Investigation of selective induction of breast cancer cells to death with treatment of plasma-activated medium

The applications of plasma in medicine have much attention. We previously showed that plasma-activated medium (PAM) induced glioblastoma cells to apoptosis. However, it has not been elucidated the selectivity of PAM in detail. In this study, we investigated the selective effect of PAM on the death of human breast normal and cancer cells, MCF10A and MCF7, respectively, and observed the selective death with fluorescent microscopy. For the investigation of cell viability with PAM treatment, we prepared various PAMs according to the strengths, and treated each of cells with PAMs. Week PAM treatment only decreased the viability of MCF7 cells, while strong PAM treatment significantly affected both viabilities of MCF7 and MCF10A cells. For the fluorescent observation, we prepared the mixture of MCF7 and fluorescent-probed MCF10A cells, and seeded them. After the treatment of PAMs, the images showed that only MCF7 cells damaged in the mixture with week PAM treatment. These results suggested that a specific range existed with the selective effect in the strength of PAM.   

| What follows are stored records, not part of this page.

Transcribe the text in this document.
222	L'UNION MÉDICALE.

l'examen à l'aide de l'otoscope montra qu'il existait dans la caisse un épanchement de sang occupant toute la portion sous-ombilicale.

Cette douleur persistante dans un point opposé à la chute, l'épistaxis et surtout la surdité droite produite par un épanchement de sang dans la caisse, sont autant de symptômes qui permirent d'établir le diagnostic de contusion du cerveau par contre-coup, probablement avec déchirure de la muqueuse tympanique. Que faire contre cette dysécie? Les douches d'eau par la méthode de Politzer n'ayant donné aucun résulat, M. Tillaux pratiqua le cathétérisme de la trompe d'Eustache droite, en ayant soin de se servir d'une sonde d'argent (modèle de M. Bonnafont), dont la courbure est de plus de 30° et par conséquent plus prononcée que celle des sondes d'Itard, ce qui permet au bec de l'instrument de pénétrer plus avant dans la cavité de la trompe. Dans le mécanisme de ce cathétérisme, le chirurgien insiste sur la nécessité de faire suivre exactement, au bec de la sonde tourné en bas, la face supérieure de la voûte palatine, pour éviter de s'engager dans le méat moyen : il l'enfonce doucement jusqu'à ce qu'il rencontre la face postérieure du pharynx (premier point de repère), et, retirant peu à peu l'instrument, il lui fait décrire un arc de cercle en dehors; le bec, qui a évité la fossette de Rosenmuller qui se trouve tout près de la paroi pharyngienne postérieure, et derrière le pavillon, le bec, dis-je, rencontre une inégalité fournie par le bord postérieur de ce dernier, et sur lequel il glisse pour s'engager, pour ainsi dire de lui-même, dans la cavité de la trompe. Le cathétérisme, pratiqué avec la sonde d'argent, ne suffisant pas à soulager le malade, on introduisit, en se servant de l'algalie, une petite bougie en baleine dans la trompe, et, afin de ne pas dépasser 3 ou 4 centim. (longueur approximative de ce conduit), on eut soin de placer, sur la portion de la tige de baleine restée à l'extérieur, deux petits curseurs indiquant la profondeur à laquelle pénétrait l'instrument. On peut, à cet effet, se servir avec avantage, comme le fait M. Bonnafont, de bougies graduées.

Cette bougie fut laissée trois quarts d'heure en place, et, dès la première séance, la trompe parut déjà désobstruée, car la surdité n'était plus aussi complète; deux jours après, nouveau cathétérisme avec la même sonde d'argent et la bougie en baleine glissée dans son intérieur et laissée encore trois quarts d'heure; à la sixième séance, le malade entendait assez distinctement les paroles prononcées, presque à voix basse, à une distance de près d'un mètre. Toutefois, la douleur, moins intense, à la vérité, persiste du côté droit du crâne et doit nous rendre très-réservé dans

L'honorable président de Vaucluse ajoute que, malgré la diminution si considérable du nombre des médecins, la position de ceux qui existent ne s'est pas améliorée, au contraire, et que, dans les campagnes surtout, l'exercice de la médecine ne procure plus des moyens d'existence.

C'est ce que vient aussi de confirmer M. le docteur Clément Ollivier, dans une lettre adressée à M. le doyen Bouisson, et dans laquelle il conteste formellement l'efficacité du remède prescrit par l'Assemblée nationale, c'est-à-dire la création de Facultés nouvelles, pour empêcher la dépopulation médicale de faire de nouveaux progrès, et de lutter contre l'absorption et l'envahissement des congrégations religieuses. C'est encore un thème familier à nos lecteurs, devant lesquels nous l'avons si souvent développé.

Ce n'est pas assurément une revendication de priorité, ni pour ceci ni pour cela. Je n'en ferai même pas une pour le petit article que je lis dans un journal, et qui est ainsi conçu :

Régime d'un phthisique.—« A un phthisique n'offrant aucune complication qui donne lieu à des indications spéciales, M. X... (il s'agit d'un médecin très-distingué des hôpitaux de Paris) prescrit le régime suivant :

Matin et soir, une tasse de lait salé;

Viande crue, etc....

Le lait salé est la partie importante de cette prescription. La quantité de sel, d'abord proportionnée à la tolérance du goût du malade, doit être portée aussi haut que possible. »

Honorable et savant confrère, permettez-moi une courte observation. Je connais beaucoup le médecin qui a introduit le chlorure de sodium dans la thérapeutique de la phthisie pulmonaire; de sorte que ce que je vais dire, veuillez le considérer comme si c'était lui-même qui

Antitumor effect of synergistic contribution of nitrite and hydrogen peroxide in the plasma activated medium

Non-equilibrium atmospheric pressure plasmas (NEAPP) have been attracted attention in the noble application of cancer therapy. Although good effects of the Plasma-Activated-Medium (PAM) such as the selective antitumor effect and killing effect for the anticancer agent resistant cells were reported, a mechanism of this effect has not been still clarified yet. In this study, we have investigated a contribution of the reactive nitrogen and oxygen species (RNOS) generated in PAM such as hydrogen peroxide and nitrite. Those species generated in the PAM quantitatively measured by light absorbance of commercial regent. Moreover, viable cell count after cell culture with those RNOS intentionally added medium or PAM were also measured by MTS assay. Our NEAPP source generated hydrogen peroxide and nitrite with the generation ratio of 0.35 $\mu$M/s and 9.8 $\mu$M/s. In those RNOS, hydrogen peroxide has respective antitumor effect. On the other hands, nitrite has no antitumor effect singly. But, synergistically enhance the antitumor effect of hydrogen peroxide. Moreover, this effect of those RNOS also contribute for the selectively cancer killing effect of PAM.